Making smoothies is a great way to inculcate low-fat cooking into your daily habits. You can easily get fresh nuts, fruit, yogurt and vegetables to create one meal smoothie, which can travel with you in a large cup. This can become your breakfast or even a snack when you are craving for an energy rush. Take your cue from these recipes for some healthy smoothies!
Bananas: This is one of the most preferred ingredients for smoothies. You can add bananas to any kind of smoothie with some side performances by ingredients like nuts, honey, and even grapefruit. You can combine these with yogurt and give your smoothies a toasted almond and oats topping. This will make for an energetic on-the-go meal, especially when you are dashing towards your workplace with little time to spare.
Berries: There are many kinds of berries that can be used for low-fat cooking, especially when it comes to smoothies. You can bring in mulberries, blueberries, strawberries and other such ingredients, which are perfect when it comes to giving your metabolism an obvious push. These can be blended with yogurt as well as bananas and other melon-like fruit. You can add a few leaves of kale to the concoction so that you get a dose of greens as well. Drizzle some honey and get ready for a yummy breakfast or snack time!
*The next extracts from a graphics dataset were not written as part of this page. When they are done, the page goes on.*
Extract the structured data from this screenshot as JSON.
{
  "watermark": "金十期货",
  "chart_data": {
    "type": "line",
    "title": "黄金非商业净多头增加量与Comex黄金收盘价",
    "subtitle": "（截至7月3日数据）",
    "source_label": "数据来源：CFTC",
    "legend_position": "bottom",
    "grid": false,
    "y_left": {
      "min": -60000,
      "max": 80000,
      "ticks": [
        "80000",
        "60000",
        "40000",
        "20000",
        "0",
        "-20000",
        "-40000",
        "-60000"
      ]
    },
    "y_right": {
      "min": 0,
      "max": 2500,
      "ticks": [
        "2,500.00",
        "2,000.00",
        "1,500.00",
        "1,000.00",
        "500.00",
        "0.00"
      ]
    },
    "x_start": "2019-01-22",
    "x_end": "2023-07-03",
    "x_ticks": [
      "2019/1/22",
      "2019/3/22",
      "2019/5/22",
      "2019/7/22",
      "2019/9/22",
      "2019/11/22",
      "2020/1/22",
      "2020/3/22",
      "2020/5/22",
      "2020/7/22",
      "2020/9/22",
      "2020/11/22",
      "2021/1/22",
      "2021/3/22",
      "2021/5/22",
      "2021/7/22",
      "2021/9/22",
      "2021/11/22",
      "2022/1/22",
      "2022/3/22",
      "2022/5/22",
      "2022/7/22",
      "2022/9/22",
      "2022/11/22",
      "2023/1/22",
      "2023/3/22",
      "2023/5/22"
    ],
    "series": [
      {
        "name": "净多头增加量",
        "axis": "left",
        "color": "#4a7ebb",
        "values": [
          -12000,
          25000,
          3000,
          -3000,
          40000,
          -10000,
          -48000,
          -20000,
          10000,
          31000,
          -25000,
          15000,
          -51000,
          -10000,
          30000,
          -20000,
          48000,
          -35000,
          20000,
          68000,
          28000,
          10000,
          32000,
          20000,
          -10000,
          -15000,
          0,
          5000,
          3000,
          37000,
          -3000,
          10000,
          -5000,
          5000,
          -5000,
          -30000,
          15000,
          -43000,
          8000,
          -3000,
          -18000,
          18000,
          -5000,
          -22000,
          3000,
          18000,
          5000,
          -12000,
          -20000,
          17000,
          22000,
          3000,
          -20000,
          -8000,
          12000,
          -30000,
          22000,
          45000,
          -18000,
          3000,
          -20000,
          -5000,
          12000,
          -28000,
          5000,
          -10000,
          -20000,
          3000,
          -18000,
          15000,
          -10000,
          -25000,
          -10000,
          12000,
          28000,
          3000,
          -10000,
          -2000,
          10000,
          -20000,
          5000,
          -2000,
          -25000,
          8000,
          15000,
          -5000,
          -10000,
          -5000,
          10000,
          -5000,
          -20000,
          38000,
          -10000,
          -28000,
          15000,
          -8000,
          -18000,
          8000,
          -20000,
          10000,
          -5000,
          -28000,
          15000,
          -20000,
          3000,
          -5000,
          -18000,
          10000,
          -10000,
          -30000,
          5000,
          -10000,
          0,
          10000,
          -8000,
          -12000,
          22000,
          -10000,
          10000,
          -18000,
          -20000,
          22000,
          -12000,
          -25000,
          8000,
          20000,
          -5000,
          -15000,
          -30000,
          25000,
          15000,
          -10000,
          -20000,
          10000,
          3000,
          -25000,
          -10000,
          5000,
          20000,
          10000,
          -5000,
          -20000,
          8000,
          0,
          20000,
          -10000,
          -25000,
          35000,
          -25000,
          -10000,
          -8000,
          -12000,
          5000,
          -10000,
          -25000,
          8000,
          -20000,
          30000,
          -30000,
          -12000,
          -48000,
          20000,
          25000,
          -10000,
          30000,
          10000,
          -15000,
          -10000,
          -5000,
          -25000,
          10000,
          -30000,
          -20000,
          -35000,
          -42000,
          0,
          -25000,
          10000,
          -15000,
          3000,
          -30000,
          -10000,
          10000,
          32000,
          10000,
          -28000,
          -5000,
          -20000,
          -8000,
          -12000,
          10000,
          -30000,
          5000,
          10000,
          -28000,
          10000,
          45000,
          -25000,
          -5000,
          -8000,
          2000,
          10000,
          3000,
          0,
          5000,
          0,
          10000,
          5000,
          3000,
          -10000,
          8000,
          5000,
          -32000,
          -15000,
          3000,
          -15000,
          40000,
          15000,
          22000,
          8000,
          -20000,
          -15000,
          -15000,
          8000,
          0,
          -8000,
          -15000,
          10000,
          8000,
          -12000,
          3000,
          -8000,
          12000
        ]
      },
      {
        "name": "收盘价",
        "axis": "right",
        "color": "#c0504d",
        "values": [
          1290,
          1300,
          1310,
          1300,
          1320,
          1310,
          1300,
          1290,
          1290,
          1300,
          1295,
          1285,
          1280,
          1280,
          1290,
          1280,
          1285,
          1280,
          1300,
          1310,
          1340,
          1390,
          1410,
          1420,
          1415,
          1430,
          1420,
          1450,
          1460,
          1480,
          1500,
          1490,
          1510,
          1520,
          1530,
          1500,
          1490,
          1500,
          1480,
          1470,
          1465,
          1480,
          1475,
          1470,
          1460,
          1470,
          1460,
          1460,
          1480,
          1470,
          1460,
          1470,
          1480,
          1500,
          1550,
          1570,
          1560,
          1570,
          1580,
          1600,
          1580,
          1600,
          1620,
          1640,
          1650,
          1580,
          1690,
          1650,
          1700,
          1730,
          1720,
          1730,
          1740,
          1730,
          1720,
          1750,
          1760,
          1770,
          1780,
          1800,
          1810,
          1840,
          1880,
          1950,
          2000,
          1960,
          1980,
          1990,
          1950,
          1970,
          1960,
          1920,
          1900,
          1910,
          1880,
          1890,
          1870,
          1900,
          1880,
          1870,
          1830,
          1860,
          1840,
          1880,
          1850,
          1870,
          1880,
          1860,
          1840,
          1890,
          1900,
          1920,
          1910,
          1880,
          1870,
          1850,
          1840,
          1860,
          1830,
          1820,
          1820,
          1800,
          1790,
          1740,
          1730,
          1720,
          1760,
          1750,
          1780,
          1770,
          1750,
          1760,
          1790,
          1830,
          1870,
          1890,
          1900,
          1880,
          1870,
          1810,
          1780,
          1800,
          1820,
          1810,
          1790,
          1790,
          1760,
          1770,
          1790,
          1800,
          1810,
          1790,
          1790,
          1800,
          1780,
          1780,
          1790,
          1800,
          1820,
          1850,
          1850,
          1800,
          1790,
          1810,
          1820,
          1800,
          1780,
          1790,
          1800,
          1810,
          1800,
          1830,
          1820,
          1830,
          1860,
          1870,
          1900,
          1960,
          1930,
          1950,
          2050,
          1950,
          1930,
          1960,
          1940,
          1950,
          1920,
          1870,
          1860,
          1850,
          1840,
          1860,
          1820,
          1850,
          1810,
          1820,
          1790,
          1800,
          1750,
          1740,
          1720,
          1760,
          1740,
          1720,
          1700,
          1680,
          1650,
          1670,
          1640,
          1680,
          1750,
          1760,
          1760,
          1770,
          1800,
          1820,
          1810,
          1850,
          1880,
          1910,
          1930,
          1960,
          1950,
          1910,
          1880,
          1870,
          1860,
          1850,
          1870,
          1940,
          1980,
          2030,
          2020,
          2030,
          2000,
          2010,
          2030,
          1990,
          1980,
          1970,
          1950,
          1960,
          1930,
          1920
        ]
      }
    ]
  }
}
Peaches and mangoes: These juicy fruits are ideal for creating smoothies, which will fill your stomach well. You can try blending the peaches and mangoes into a pulp, which can be added to a bowl of yogurt and topped with a layer of your favorite cereal. Further, you can even add cashew nuts and raisins to make it the perfect snack, after you are done with a session at the gym.
Carrots and apples: These unlikely partners can come together for a delicious and filling smoothie. You can combine these two ingredients with some honey and yogurt as well as some baby spinach and arugula for a health kick like none other. Try this smoothie with a handful of almonds when the cravings for snacks kick in.